TradeRoute, a routing system for small institutional-sized equity orders sold by Boston-based AutEx, touts its ability to protect traders from processing errors. (AutEx is a unit of Thomson Financial Services, parent of Securities Data Publishing, publisher of Traders Magazine.)

"We promote the fact that our system eliminates mistakes," said John Spensieri, TradeRoute's business manager. "TradeRoute prevents errors by eliminating exposure where errors occur."

Spensieri cited front-end safeguards that will cancel any order entered with an invalid symbol or trade size. After a valid order is entered, the system requires the sender to review trade information and approve the routing of the order.

Most TradeRoute orders are executed within minutes, so traders are alerted to erroneous trades almost immediately.

"It is so important to catch an error quickly," Holway said. "The worst errors are the ones you don't catch right away. The ticking time bombs."

On Nasdaq, the Automated Confirmation Transaction system (ACT) sets time limits for reporting trade details, helping to keep erroneous data from festering.

ACT is the automated Nasdaq service that receives and matches trades for transmission to the National Securities Clearing Corp. prior to settlement at the Depository Trust Company. In addition, ACT disseminates last-sale information, and sends same-day confirmations and reconciliations to traders. Participation by NASD member firms is mandatory.

Market makers are required to enter trade details on all transactions within 90 seconds of execution. Order-entry firms have 20 minutes to report details of orders executed by market makers. Under certain circumstances, firms must decline and cancel trades entered in ACT.

Clearing firms that execute and process trades for smaller broker dealers have an electronic link to ACT, which helps monitor their correspondents' trading activity and market exposure. ACT will automatically flag the clearing broker whenever a correspondent has exceeded the clearing firm's credit parameters.

A trade is locked when both parties enter identical details. A locked trade is then routed directly for settlement. A trade executed on SOES, for example, is immediately locked.

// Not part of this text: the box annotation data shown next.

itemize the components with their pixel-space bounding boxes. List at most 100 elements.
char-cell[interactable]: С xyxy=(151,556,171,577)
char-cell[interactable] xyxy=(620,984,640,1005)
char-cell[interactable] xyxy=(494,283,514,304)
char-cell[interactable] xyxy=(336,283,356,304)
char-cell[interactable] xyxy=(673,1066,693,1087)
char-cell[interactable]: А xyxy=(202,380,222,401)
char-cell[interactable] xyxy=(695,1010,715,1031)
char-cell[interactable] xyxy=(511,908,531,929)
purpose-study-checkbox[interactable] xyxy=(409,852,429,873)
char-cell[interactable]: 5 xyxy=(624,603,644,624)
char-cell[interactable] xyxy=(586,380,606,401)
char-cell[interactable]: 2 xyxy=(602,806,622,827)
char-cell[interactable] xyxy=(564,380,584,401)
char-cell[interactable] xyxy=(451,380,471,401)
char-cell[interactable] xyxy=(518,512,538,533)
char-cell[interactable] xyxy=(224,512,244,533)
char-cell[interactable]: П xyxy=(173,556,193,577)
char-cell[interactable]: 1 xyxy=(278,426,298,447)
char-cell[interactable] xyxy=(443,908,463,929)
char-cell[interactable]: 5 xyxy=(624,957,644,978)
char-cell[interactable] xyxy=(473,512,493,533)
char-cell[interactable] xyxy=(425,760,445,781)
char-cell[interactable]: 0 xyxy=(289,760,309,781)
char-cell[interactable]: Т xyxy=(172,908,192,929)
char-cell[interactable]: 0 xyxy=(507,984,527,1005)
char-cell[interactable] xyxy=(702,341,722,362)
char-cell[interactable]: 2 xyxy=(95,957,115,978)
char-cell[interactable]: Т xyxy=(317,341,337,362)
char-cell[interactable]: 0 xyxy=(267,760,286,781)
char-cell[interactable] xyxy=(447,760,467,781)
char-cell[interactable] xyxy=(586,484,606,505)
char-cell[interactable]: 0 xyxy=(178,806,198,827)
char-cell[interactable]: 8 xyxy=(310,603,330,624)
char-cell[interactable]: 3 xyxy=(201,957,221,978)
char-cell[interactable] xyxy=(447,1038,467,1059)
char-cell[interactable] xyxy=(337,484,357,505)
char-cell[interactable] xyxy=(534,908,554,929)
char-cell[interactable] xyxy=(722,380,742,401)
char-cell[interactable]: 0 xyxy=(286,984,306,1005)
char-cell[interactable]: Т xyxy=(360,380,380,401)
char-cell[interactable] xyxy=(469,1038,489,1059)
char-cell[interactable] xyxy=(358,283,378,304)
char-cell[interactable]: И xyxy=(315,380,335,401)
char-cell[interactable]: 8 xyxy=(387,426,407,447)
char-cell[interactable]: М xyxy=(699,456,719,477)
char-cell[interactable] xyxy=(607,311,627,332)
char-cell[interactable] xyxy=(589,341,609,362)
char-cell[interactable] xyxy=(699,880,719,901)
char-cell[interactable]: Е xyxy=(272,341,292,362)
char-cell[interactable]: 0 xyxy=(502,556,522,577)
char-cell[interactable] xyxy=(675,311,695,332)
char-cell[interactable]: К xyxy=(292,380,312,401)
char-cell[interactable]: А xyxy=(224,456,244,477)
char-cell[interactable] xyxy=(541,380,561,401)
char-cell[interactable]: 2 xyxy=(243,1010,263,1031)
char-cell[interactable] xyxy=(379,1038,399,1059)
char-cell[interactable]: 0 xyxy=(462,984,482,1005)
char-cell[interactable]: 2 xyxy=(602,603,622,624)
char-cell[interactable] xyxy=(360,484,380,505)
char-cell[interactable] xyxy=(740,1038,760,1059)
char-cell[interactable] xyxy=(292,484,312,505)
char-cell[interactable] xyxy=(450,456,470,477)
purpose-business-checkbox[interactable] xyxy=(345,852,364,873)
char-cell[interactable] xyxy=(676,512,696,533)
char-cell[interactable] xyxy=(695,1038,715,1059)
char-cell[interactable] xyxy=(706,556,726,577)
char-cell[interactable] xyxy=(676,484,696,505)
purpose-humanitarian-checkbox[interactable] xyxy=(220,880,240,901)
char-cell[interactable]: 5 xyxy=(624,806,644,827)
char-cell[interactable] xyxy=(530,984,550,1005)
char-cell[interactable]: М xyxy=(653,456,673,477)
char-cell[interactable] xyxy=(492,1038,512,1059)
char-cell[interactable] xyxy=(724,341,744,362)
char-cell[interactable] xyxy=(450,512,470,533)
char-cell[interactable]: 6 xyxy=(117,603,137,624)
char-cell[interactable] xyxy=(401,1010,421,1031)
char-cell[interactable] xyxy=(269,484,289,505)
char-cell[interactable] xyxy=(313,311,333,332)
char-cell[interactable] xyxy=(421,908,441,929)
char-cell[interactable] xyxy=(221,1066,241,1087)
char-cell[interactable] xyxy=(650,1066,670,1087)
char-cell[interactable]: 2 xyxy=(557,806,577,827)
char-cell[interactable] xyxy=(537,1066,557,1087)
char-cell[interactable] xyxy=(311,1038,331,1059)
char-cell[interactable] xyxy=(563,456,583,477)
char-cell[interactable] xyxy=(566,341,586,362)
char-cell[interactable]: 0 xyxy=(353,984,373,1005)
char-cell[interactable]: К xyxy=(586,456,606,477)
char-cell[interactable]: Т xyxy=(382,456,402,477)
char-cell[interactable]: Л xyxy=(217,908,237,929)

But no system will eliminate every human error. "You can never get around inputting wrong information," said John Davidge, sales manager of New York-based Davidge Data Systems, operator of DAVNET, an order-routing system. "Systems don't make mistakes, people do."

Indeed. On March 26, 1992, two clerks at the former Salomon Brothers began routinely entering computerized sell orders in some of the NYSE's biggest stocks two minutes before the market close. But the clerks had misinterpreted the order to sell $11 million of stocks as 11 million shares.

The sudden wave of sell orders drove stock prices lower as traders on the floor scrambled to find matching buyers. The Dow, which at 3:58 p.m. EST had been up nearly 13 points, finished down 1.57 points. At the time, Big Board sources said the entire loss in the closing minutes was attributable to the Salomon trades.

Because the orders were executed validly – prices and symbol information were correct – the trades could not be canceled. Salomon was handcuffed to the inadvertant position, which was estimated to have cost the firm $500 million.